Jul 2011

Tackling poverty, uplifting communities

Written by Samona Murugan
The Community Work Programme (CWP) is aimed at uplifting communities by tackling poverty and unemployment. The programme helps individuals and families to earn an income by providing employment opportunities. The primary purpose of the CWP is to create access to a minimum level of regular and predictable work opportunities for unemployed people. It targets areas of high unemployment, where sustainable opportunities are likely to remain limited for some time.

The CWP is an ongoing programme that does not replace government’s existing social grants, but supplements it.

The CWP, which is run by the Department of Cooperative Governance and traditional Affairs (CoGTA), is meant as a safety net for unemployed people, not an employment solution. It aims to strengthen community development and to improve the quality of life in poor areas. Unemployed and underemployed people of working age qualify to participate. They are paid a daily rate of R60 per day and work for only two days a week, eight days a month and 100 days a year.

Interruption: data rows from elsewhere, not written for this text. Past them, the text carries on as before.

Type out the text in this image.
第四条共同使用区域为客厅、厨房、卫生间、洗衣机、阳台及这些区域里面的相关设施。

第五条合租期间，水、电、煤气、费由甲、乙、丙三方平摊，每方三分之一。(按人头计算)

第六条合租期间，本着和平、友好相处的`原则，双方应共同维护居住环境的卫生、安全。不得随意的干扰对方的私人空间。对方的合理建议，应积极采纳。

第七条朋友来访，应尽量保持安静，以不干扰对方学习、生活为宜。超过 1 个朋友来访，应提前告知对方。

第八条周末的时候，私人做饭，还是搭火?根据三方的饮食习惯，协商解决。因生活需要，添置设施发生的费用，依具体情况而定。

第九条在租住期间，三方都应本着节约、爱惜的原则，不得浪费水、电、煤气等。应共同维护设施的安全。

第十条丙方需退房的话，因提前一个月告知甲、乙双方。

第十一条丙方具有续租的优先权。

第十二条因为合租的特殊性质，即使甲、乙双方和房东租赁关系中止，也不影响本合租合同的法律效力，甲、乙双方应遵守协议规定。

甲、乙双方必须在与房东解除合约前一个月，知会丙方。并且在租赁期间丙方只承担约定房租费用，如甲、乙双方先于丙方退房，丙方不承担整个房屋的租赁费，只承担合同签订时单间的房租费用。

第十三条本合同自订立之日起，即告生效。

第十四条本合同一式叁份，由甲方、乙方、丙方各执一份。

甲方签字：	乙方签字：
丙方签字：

The programme runs in all nine provinces, 45 municipalities and 417 wards. From April 2010 to March 2011, 89 689 work opportunities have been created throughout the country through the CWP. It is intended to be ongoing with participants moving in and out of the programme as their needs change.

Useful work

The CWP is community driven with communities being actively involved in identifying ‘useful work’ needed in their areas. This means the work must improve the quality of life in poor communities by helping to create and maintain community assets and developing services. It includes a mix of activities such as home-based care, food gardens, environmental services, and the creation and maintenance of public facilities such as parks, water tanks and roads.

Beekeeping creates a hive of activity...

The African Honey Bee project, a job-creation initiative in Mpumalanga’s Bushbuckridge area, aims to equip and empower 500 beekeepers in the area. While the programme is in the start-up phase the beekeepers receive a daily allowance from government’s Community Work Programme (CWP).

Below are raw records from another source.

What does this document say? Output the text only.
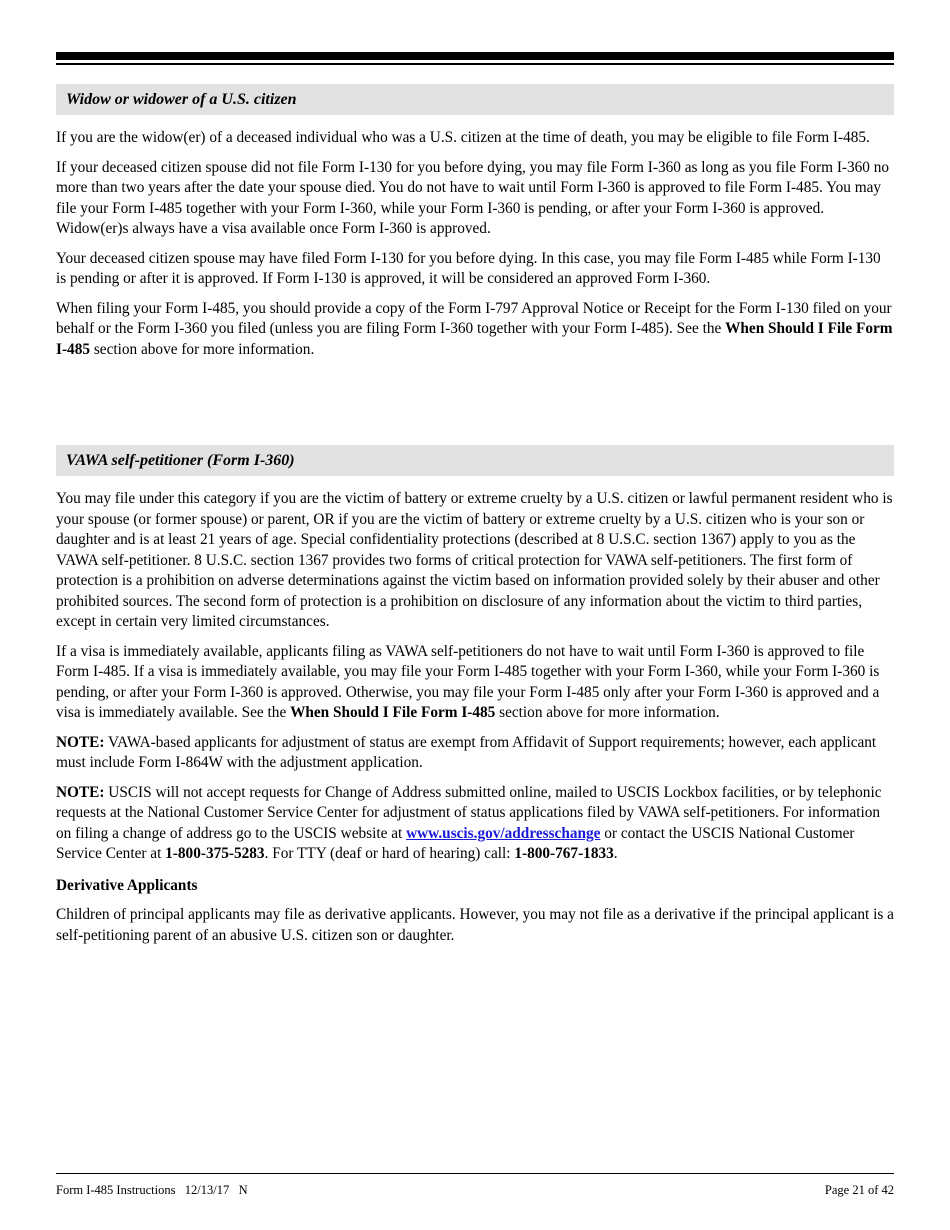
Widow or widower of a U.S. citizen

If you are the widow(er) of a deceased individual who was a U.S. citizen at the time of death, you may be eligible to file Form I-485.

If your deceased citizen spouse did not file Form I-130 for you before dying, you may file Form I-360 as long as you file Form I-360 no more than two years after the date your spouse died. You do not have to wait until Form I-360 is approved to file Form I-485. You may file your Form I-485 together with your Form I-360, while your Form I-360 is pending, or after your Form I-360 is approved. Widow(er)s always have a visa available once Form I-360 is approved.

Your deceased citizen spouse may have filed Form I-130 for you before dying. In this case, you may file Form I-485 while Form I-130 is pending or after it is approved. If Form I-130 is approved, it will be considered an approved Form I-360.

When filing your Form I-485, you should provide a copy of the Form I-797 Approval Notice or Receipt for the Form I-130 filed on your behalf or the Form I-360 you filed (unless you are filing Form I-360 together with your Form I-485). See the When Should I File Form I-485 section above for more information.

VAWA self-petitioner (Form I-360)

You may file under this category if you are the victim of battery or extreme cruelty by a U.S. citizen or lawful permanent resident who is your spouse (or former spouse) or parent, OR if you are the victim of battery or extreme cruelty by a U.S. citizen who is your son or daughter and is at least 21 years of age. Special confidentiality protections (described at 8 U.S.C. section 1367) apply to you as the VAWA self-petitioner. 8 U.S.C. section 1367 provides two forms of critical protection for VAWA self-petitioners. The first form of protection is a prohibition on adverse determinations against the victim based on information provided solely by their abuser and other prohibited sources. The second form of protection is a prohibition on disclosure of any information about the victim to third parties, except in certain very limited circumstances.

If a visa is immediately available, applicants filing as VAWA self-petitioners do not have to wait until Form I-360 is approved to file Form I-485. If a visa is immediately available, you may file your Form I-485 together with your Form I-360, while your Form I-360 is pending, or after your Form I-360 is approved. Otherwise, you may file your Form I-485 only after your Form I-360 is approved and a visa is immediately available. See the When Should I File Form I-485 section above for more information.

NOTE: VAWA-based applicants for adjustment of status are exempt from Affidavit of Support requirements; however, each applicant must include Form I-864W with the adjustment application.

NOTE: USCIS will not accept requests for Change of Address submitted online, mailed to USCIS Lockbox facilities, or by telephonic requests at the National Customer Service Center for adjustment of status applications filed by VAWA self-petitioners. For information on filing a change of address go to the USCIS website at www.uscis.gov/addresschange or contact the USCIS National Customer Service Center at 1-800-375-5283. For TTY (deaf or hard of hearing) call: 1-800-767-1833.

Derivative Applicants

Children of principal applicants may file as derivative applicants. However, you may not file as a derivative if the principal applicant is a self-petitioning parent of an abusive U.S. citizen son or daughter.

Form I-485 Instructions   12/13/17   N	Page 21 of 42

African Honey Bee was involved in five pilot projects in other parts of the country before deciding on Bushbuckridge as the ideal spot to launch the full five-phase programme.


The beekeepers will have their own businesses rather than being part of a collective system. They will receive training, mentorship, advance payment on their future honey production, equipment at special prices and access to global and local markets for their produce.

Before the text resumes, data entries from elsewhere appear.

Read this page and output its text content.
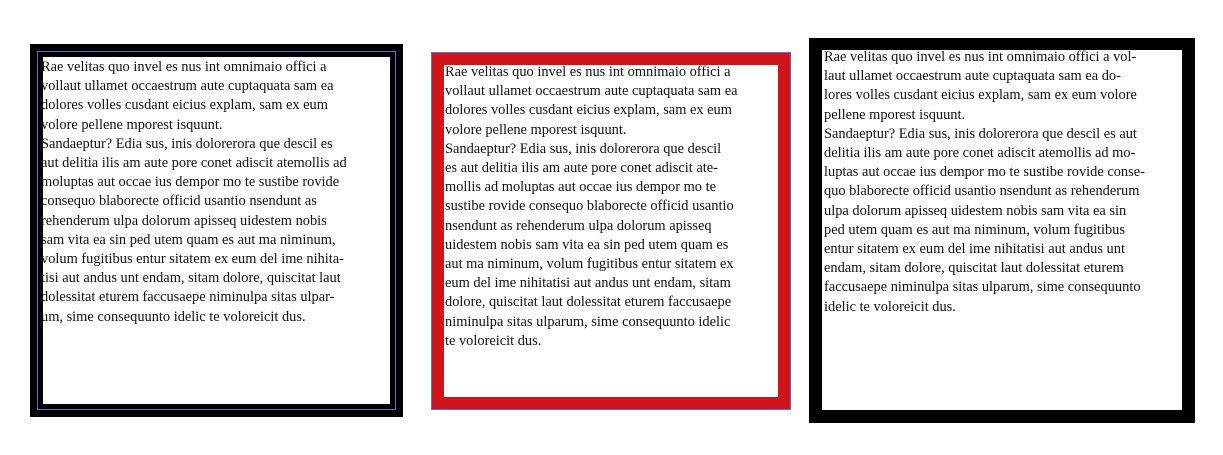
Rae velitas quo invel es nus int omnimaio offici a

vollaut ullamet occaestrum aute cuptaquata sam ea

dolores volles cusdant eicius explam, sam ex eum

volore pellene mporest isquunt.

Sandaeptur? Edia sus, inis dolorerora que descil es

aut delitia ilis am aute pore conet adiscit atemollis ad

moluptas aut occae ius dempor mo te sustibe rovide

consequo blaborecte officid usantio nsendunt as

rehenderum ulpa dolorum apisseq uidestem nobis

sam vita ea sin ped utem quam es aut ma niminum,

volum fugitibus entur sitatem ex eum del ime nihita-

tisi aut andus unt endam, sitam dolore, quiscitat laut

dolessitat eturem faccusaepe niminulpa sitas ulpar-

um, sime consequunto idelic te voloreicit dus.

Rae velitas quo invel es nus int omnimaio offici a

vollaut ullamet occaestrum aute cuptaquata sam ea

dolores volles cusdant eicius explam, sam ex eum

volore pellene mporest isquunt.

Sandaeptur? Edia sus, inis dolorerora que descil

es aut delitia ilis am aute pore conet adiscit ate-

mollis ad moluptas aut occae ius dempor mo te

sustibe rovide consequo blaborecte officid usantio

nsendunt as rehenderum ulpa dolorum apisseq

uidestem nobis sam vita ea sin ped utem quam es

aut ma niminum, volum fugitibus entur sitatem ex

eum del ime nihitatisi aut andus unt endam, sitam

dolore, quiscitat laut dolessitat eturem faccusaepe

niminulpa sitas ulparum, sime consequunto idelic

te voloreicit dus.

Rae velitas quo invel es nus int omnimaio offici a vol-

laut ullamet occaestrum aute cuptaquata sam ea do-

lores volles cusdant eicius explam, sam ex eum volore

pellene mporest isquunt.

Sandaeptur? Edia sus, inis dolorerora que descil es aut

delitia ilis am aute pore conet adiscit atemollis ad mo-

luptas aut occae ius dempor mo te sustibe rovide conse-

quo blaborecte officid usantio nsendunt as rehenderum

ulpa dolorum apisseq uidestem nobis sam vita ea sin

ped utem quam es aut ma niminum, volum fugitibus

entur sitatem ex eum del ime nihitatisi aut andus unt

endam, sitam dolore, quiscitat laut dolessitat eturem

faccusaepe niminulpa sitas ulparum, sime consequunto

idelic te voloreicit dus.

African Honey Bee and their training partner, Skills for Africa, are confident that further development funding will become available to ensure that the first group of 100 beekeepers will reach their production target of 200 tonnes of honey within 36 months.


With its emphasis on environmentally friendly job creation in one of the province’s poorest regions, the beekeeping project is widely supported by the local community, the agricultural sector and development funders.

The Mpumalanga provincial government also supports the programme as part of its rural poverty alleviation programme. “The province is 100 per cent behind the initiative,” says Ms Mungi Ramabenyane, Chief Director of the Department of Agriculture, Rural Development and Land Administration.